Phase balance measurements for product acceptance are usually additional requirements specified by purchasers. 50:50 is an ideal nominal but practical tolerances have to be applied. The question then becomes: what are the practical tolerance limits which is probably the thrust of the thread.

Steve Jones
Materials & Corrosion Engineer
 
There is no commercial Duplex SS material with 30 - 70% ferrite. That wouldn't be Duplex grade and couldn't be sold as Duplex material. There is however, a 30 - 70% ferrite acceptable limit in the WELD material. There are welding consumable and welding procedures to ensure the compliance with the above limits.
gr2vessels
 
You won't know whether it's 30-70% ferrite if you, as a purchaser, don't look for it in the first place and it gets through mechanical testing.

Steve Jones
Materials & Corrosion Engineer
 
I agree with gr2vessels - we often see 30-70% specified in the weld metal.
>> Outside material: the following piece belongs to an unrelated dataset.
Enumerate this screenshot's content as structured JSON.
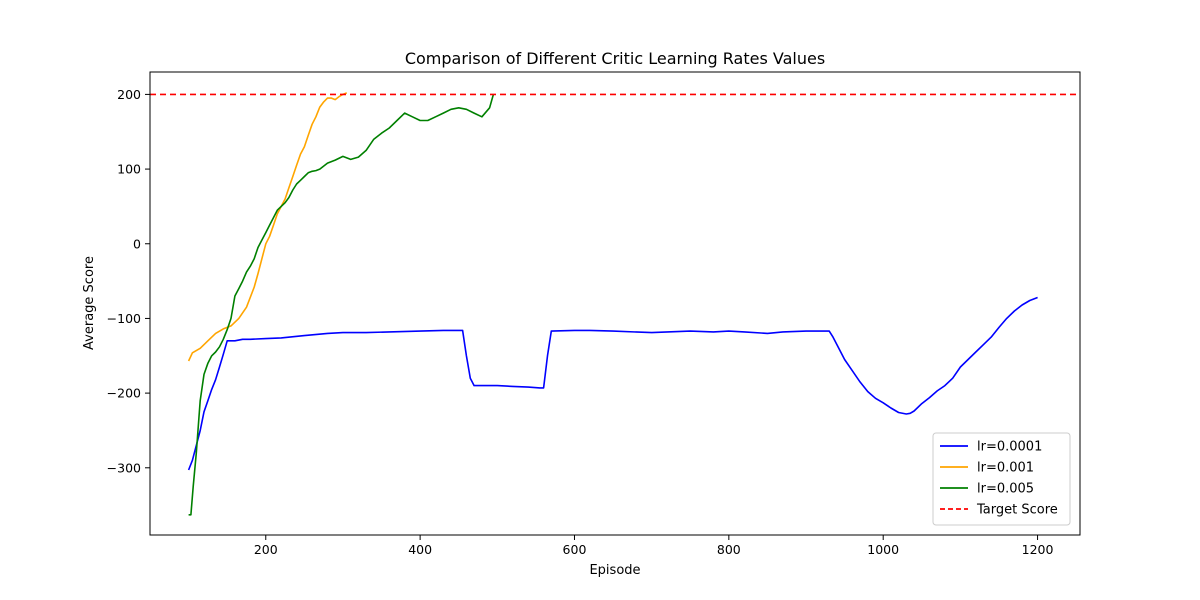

I have seen base material specified at 40-60%, 35-55% and 35-50% by different people.

Purchasers should specify what values they want and ask for ferrite count by ASTM E562, or estimated content by calculation (or Ferritscope) using ASTM A800.

Some years ago we made some duplex to a French spec(NF A 32-055 grade Z 6CNDU 20.08-M), specified with 15-40% ferrite.